Hyundai Motor Co. is seeking to sell off the site of its first plant in Beijing to a district government of the city, Chinese media outlets reported on May 30.
If the plant is sold, Hyundai Motor’s production capacity in China will fall by 20 percent from 1.5 million units to 1.2 million units per year.
Chinese authorities are reportedly considering using the site as an electric vehicle plant for startup Li Xiang. The Chinese company plans to invest six billion yuan to convert Hyundai Motor's plant into an electric vehicle production facility by the end of 2022.
When Hyundai Motor first entered China in 2001, it established the first plant in Beijing in collaboration with local company BAIC. It reached one million units in production and one million units in sales per year in 10 years, but its utilization rate fell below 50 percent after China's retaliation against the Korean government’s deployment of the Terminal High Altitude Area Defense (THAAD) system in South Korea in 2017. The plant stopped operating in April 2019 as the Chinese government's regulations on the urban environment strengthened.

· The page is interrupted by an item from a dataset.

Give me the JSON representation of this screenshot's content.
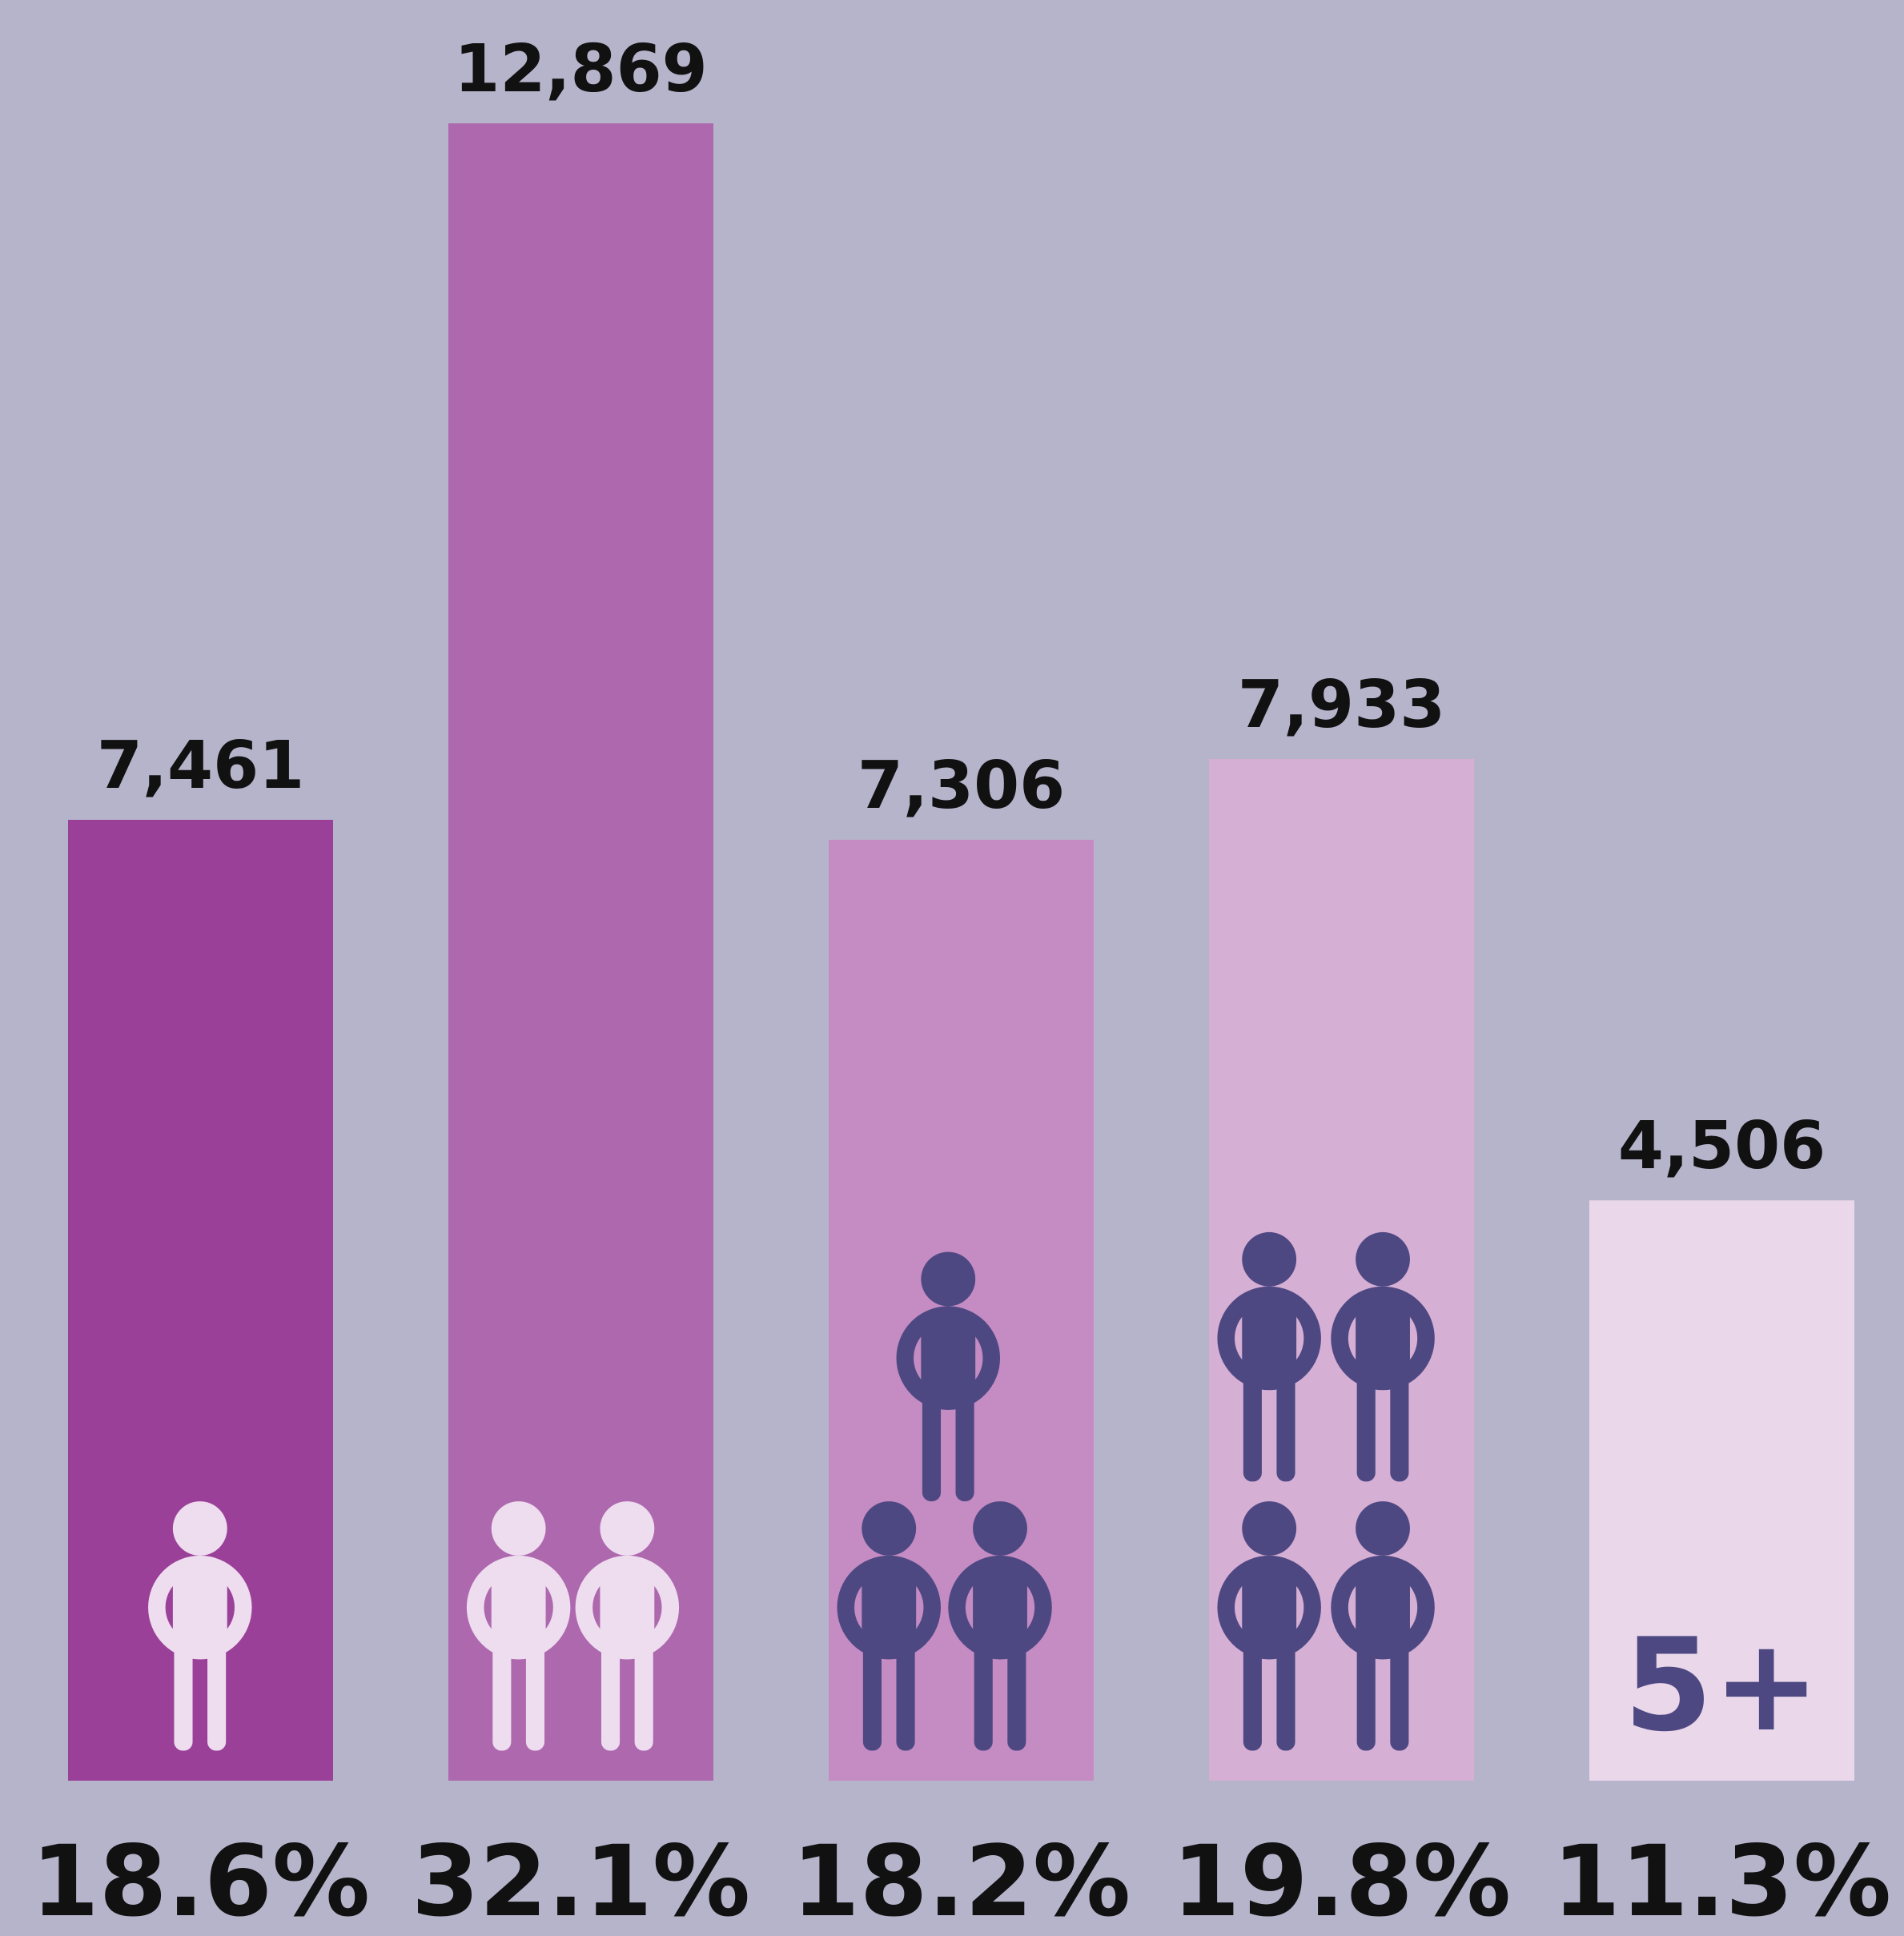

Hyundai Motor has been strategically scaling back its production in China recently. It is completely revising its strategy as its previous approach of selling a large volume of small cars no longer works in China. Hyundai Motor and Kia sold only 441,000 units and 224,000 units in China in 2020, respectively. Instead of focusing on small cars and sedans as it did in the past, Hyundai Motor Group is rebuilding its brand by putting the electric vehicle IONIQ 5 and the Genesis front and center.